Seniorenfreundliche Produktsuche: Fehlertoleranz, Hilfe und Kontakt

In unserer aktuellen Studie zum Thema „Seniorenfreundliche Websitegestaltung“, die ich kürzlich hier im Blog vorgestellt habe („Usability-Test mit der Zielgruppe 50+„), habe ich bereits erwähnt, dass auch Versandapotheken getestet wurden.

Heute möchte ich am Beispiel der Sanicare Versandapotheke (www.sanicare.de) erste Ergebnisse vorstellen.
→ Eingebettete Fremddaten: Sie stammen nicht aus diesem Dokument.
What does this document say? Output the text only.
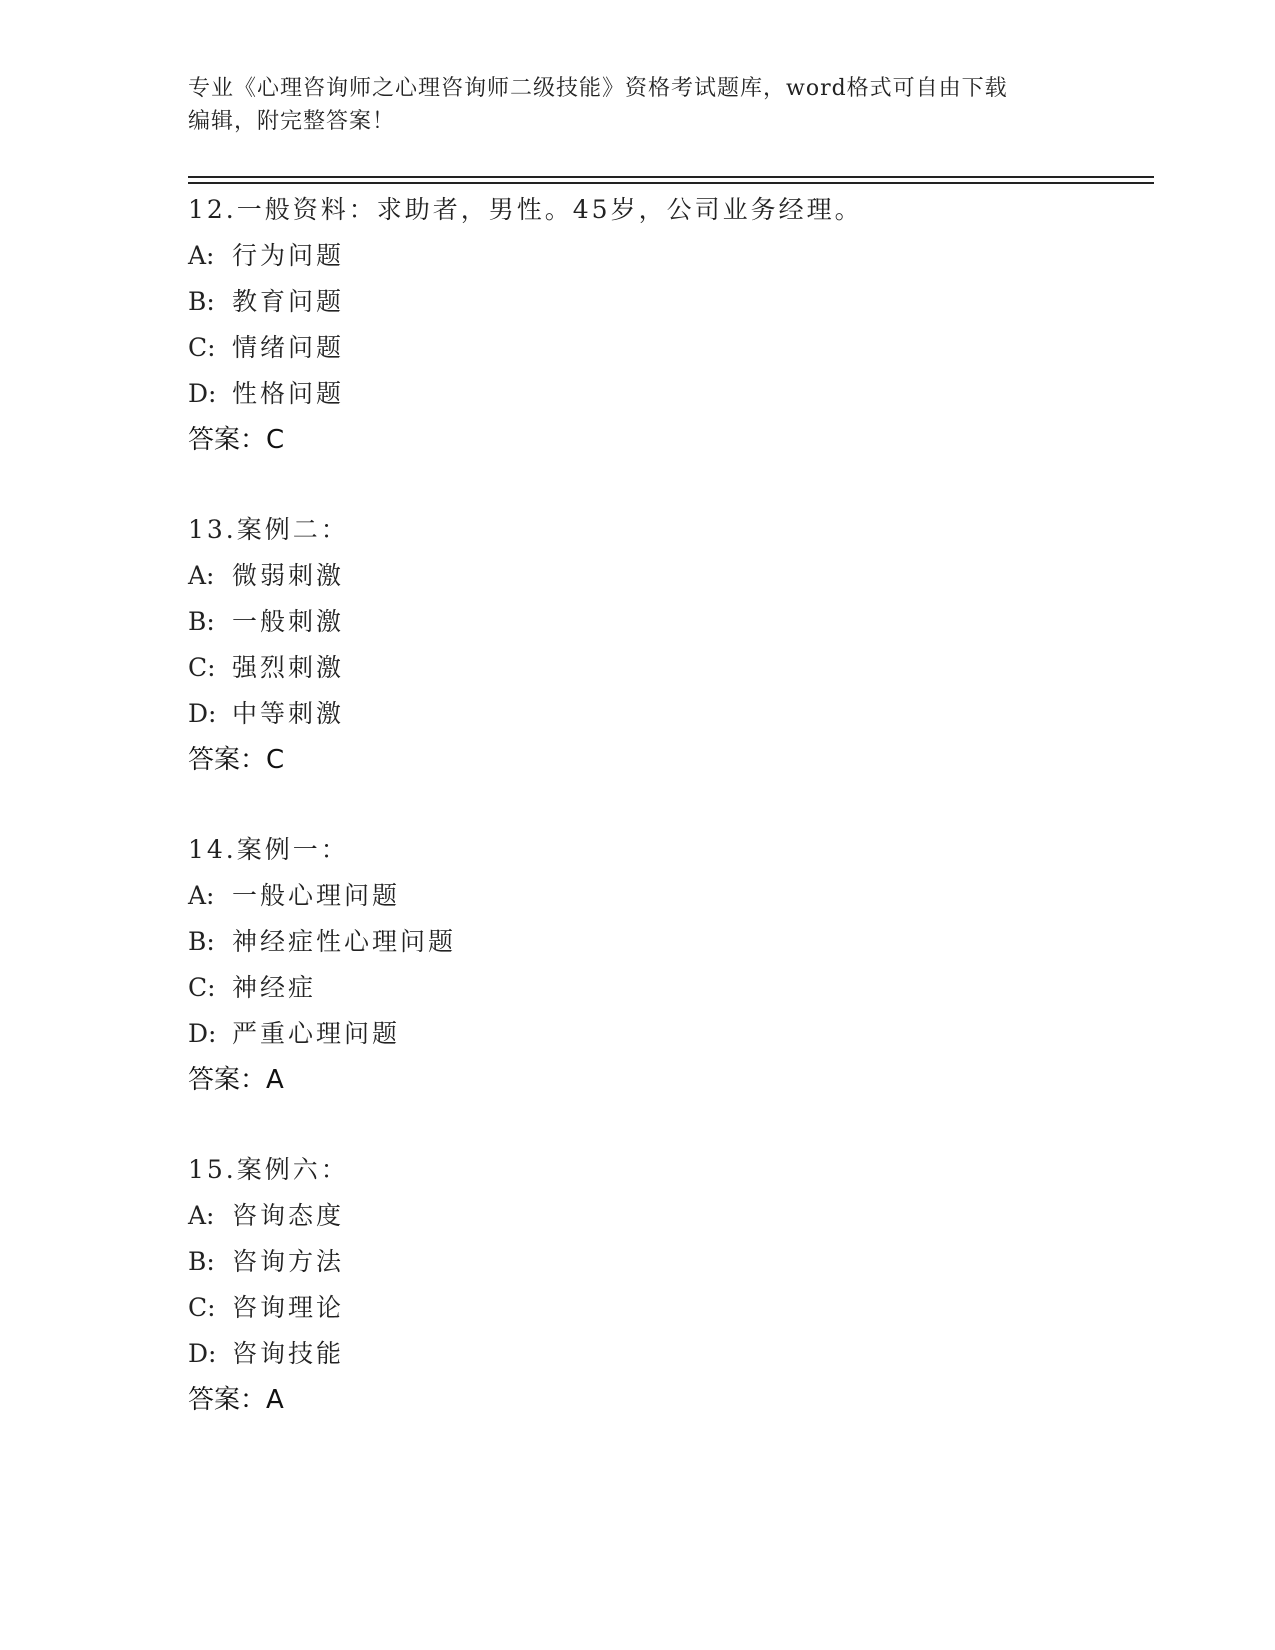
专业《心理咨询师之心理咨询师二级技能》资格考试题库，word格式可自由下载
编辑，附完整答案！
12.一般资料：求助者，男性。45岁，公司业务经理。
A: 行为问题
B: 教育问题
C: 情绪问题
D: 性格问题
答案：C
13.案例二：
A: 微弱刺激
B: 一般刺激
C: 强烈刺激
D: 中等刺激
答案：C
14.案例一：
A: 一般心理问题
B: 神经症性心理问题
C: 神经症
D: 严重心理问题
答案：A
15.案例六：
A: 咨询态度
B: 咨询方法
C: 咨询理论
D: 咨询技能
答案：A
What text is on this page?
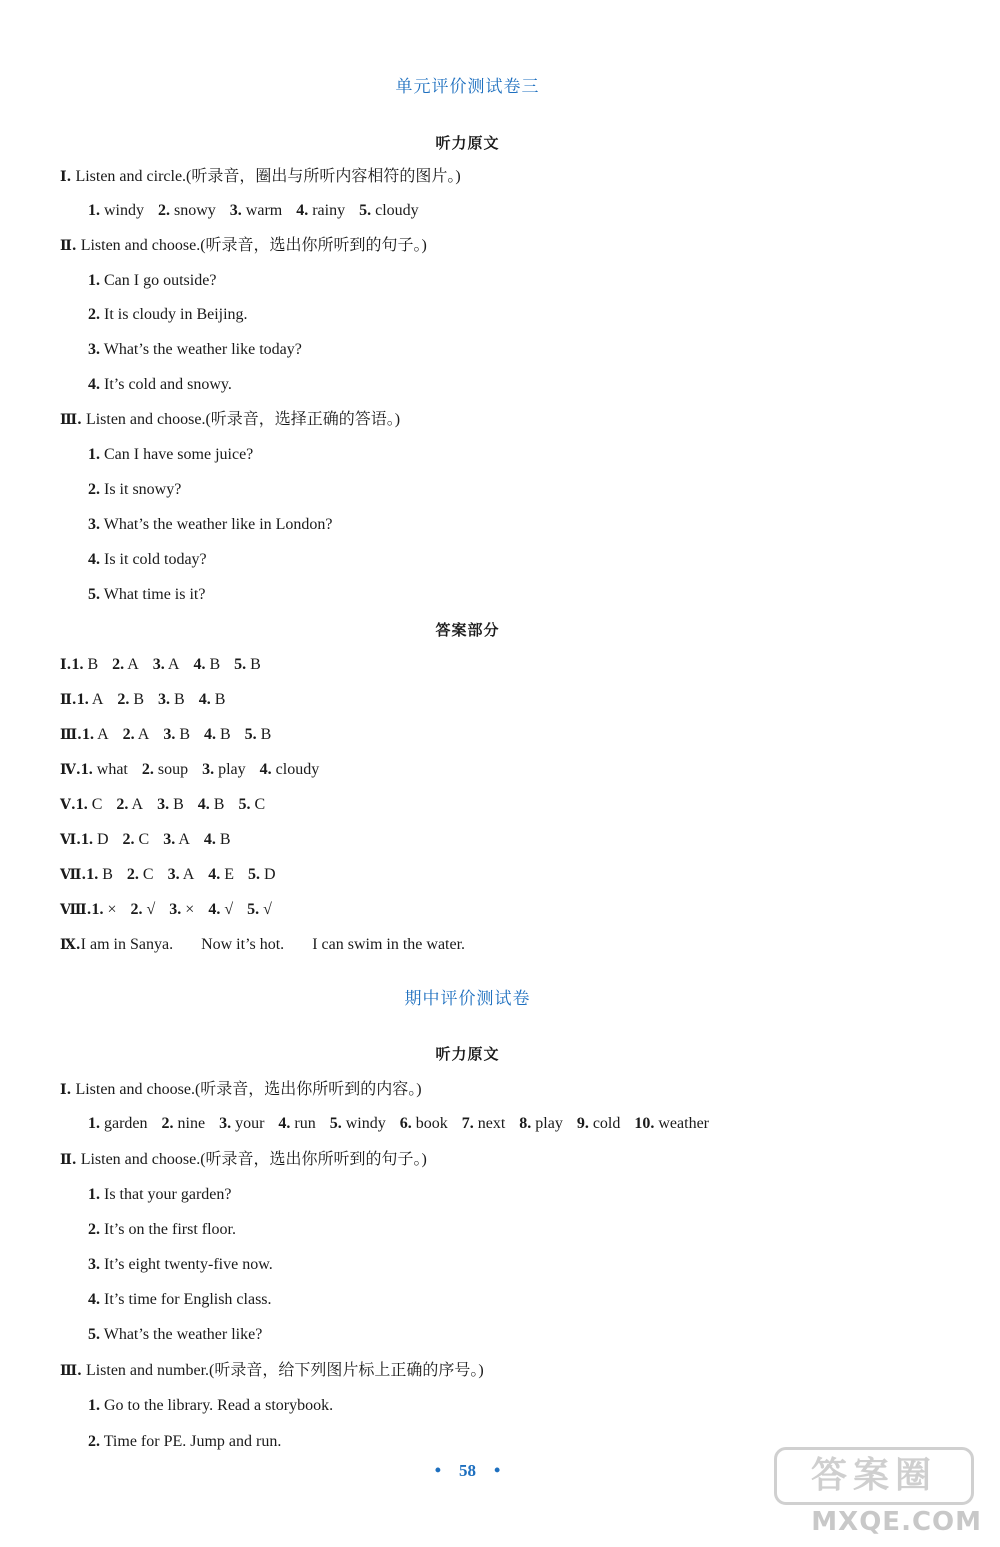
单元评价测试卷三
听力原文
Ⅰ. Listen and circle.(听录音，圈出与所听内容相符的图片。)
1. windy 2. snowy 3. warm 4. rainy 5. cloudy
Ⅱ. Listen and choose.(听录音，选出你所听到的句子。)
1. Can I go outside?
2. It is cloudy in Beijing.
3. What’s the weather like today?
4. It’s cold and snowy.
Ⅲ. Listen and choose.(听录音，选择正确的答语。)
1. Can I have some juice?
2. Is it snowy?
3. What’s the weather like in London?
4. Is it cold today?
5. What time is it?
答案部分
Ⅰ.1. B 2. A 3. A 4. B 5. B
Ⅱ.1. A 2. B 3. B 4. B
Ⅲ.1. A 2. A 3. B 4. B 5. B
Ⅳ.1. what 2. soup 3. play 4. cloudy
Ⅴ.1. C 2. A 3. B 4. B 5. C
Ⅵ.1. D 2. C 3. A 4. B
Ⅶ.1. B 2. C 3. A 4. E 5. D
Ⅷ.1. × 2. √ 3. × 4. √ 5. √
Ⅸ.I am in Sanya. Now it’s hot. I can swim in the water.
期中评价测试卷
听力原文
Ⅰ. Listen and choose.(听录音，选出你所听到的内容。)
1. garden 2. nine 3. your 4. run 5. windy 6. book 7. next 8. play 9. cold 10. weather
Ⅱ. Listen and choose.(听录音，选出你所听到的句子。)
1. Is that your garden?
2. It’s on the first floor.
3. It’s eight twenty-five now.
4. It’s time for English class.
5. What’s the weather like?
Ⅲ. Listen and number.(听录音，给下列图片标上正确的序号。)
1. Go to the library. Read a storybook.
2. Time for PE. Jump and run.
• 58 •	答案圈
MXQE.COM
Wie sich zeigte, nutzen auch Senioren sehr gern die vorhandene Suchfunktion. Die Auffindbarkeit sollte durch erwartungskonforme Positionierung im oberen Seitenbereich gewährleistet sein. Die Nutzung würde zunächst dadurch erleichtert, dass Tippfehler von der Suche toleriert werden. Ältere Menschen vertippen sich häufiger und Ihnen fallen derartige Fehler nicht so schnell auf. Auch fiel das Korrigieren von Tippfehlern in unserem Test manchmal schwer, z. B. wenn versucht wurde, mit dem Cursor genau die richtige Stelle im Wort zu treffen. Am einfachsten ist es also, wenn die Suchfunktion solche Fehler automatisch berichtigt.
Ist das nicht der Fall und die Suche gibt demnach keine Treffer aus, ist es besonders wichtig den Nutzer zu unterstützen. Zum Beispiel wie im Fall von Sanicare. Hier werden zahlreiche Optionen angeboten, um den Nutzer dennoch zum Ziel zu führen. Auch wird ein möglicher (ähnlicher) Begriff vorgeschlagen, mit welchem man die Suche neu starten kann:

Null-Treffer-Suche
Null-Treffer-Suche auf www.sanicare.de

Eine ständig verfügbare Hotline ist gerade für ältere Menschen sehr wichtig. Nicht nur weil sie im Zweifel doch gern zum Telefonhörer greifen, sondern auch, weil eine ständig verfügbare Kontaktmöglichkeit Vertrauen schafft. Dieser Aspekt spielt für Senioren beim Einkaufen im Internet eine bedeutende Rolle. Im Fall der Sanicare-Apotheke gibt es auf jeder Seite im Shop eine prominente Hotline im rechten Seitenbereich.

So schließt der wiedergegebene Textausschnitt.